I no longer know much about Italy but, from courses on industrial economics, it was specialising in low and middle added value products. In a free trading environment, it may well means they’re suffering from international competition by emerging market countries.
Should we consider closing the block further to intl’ trade? When it comes to China, yes. But others, like Vietnam or Turkey or Tunisia? I’m not convinced.
So – yeah. I’d like to understand how much wealth Italy does produce, if or why that’s not enough for Italians and what’s their plans to grow their pie before forgiving “debt”/financing bridges to nowhere…
USA is doing a great job of staying 1/2 step ahead of other countries/central banks in terms of interest rates, debt and currency printing.

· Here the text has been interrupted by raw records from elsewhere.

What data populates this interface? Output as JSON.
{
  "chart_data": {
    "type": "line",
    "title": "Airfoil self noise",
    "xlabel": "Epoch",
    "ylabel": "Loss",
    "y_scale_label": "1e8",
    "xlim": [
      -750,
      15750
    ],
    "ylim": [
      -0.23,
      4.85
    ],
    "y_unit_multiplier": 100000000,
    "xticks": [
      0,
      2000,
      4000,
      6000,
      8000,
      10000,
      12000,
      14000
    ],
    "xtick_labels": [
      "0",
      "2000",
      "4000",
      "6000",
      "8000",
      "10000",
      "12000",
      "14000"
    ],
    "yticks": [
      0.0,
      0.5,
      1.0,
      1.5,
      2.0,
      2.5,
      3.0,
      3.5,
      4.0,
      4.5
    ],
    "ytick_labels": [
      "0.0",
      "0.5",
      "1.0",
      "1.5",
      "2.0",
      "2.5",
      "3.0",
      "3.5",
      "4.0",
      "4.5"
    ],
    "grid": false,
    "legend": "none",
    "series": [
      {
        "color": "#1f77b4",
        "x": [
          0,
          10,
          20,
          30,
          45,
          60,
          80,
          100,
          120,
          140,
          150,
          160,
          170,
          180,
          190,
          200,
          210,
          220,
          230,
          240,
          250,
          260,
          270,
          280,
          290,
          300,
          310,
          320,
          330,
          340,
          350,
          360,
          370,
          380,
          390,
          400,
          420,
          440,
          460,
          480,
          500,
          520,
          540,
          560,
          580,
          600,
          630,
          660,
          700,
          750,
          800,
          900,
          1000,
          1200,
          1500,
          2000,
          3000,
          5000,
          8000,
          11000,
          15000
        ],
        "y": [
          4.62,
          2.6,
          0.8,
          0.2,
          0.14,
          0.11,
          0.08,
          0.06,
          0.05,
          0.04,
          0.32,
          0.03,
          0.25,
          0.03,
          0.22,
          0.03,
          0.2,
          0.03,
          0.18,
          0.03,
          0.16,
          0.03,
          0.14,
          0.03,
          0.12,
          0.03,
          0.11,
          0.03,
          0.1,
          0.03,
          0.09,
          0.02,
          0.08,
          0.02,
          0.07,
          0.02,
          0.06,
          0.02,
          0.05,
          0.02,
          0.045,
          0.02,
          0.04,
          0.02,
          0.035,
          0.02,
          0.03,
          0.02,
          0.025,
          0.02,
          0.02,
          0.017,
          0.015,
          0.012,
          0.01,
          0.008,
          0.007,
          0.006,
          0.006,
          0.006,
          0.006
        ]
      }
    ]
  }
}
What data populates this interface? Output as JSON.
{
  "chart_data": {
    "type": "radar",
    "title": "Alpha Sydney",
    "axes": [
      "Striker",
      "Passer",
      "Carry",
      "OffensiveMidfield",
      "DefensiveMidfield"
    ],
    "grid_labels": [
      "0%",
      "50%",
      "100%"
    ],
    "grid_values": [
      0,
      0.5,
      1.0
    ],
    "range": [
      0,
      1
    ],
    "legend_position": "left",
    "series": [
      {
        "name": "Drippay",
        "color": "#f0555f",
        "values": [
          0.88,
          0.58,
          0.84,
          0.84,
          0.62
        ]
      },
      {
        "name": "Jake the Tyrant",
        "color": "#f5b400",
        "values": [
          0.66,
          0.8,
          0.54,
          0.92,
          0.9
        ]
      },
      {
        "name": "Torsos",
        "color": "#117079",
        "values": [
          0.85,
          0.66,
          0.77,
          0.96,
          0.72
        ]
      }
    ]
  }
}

Sure is great to be a sovereign country.
I can answer to that. In Italy is really hard to build wealth legally. This is mostly because of high taxes and bureaucracy, but also because of lack of opportunities. The wealth is mostly concentrated on the hands of the old generations, and for the young the only chance is immigrating (I am an Italian immigrant as you may have immagined).
Regarding the products, I think that now we mostly have highly specialized industries producing high-end products (think of fashion, mechanics, food). But the problem with international competition is again mostly taxes, burocracy, and lack of investments. To give you an idea, gas is now 5 euro a gallon (it was 6 few years back) and there are not many people willing to pay 50,000 euro for a tesla.
Thanks for the answer. To a degree, I think that applies to a lot of European countries, France included. Italy just seems to have the same diseases but somewhat worse.
That said, I wouldn’t call fashion, mechanics or food high value or high tech products. They might be highly specialized (asides of commodities, what isn’t?) and they might be high end (high quality) but that doesn’t necessarily make them dynamic sectors on their own and/or having powerful multiplier effects on local activity/local employment.
NB: I am sure of nothing in what I’m saying above. I’m generally speaking a demand-sider (Keynesian, post Keynesian kind of guy) rather than a supply sider let alone an austerity tea partier but, in lots of parts of Europe, I suspect supply sided reforms might really help…
Pleased to see a mention of swapping into perpetuals. Zero coupon perps make the best sense, but I guess a fractional coupon would have to be slapped on to appease the Calvinists.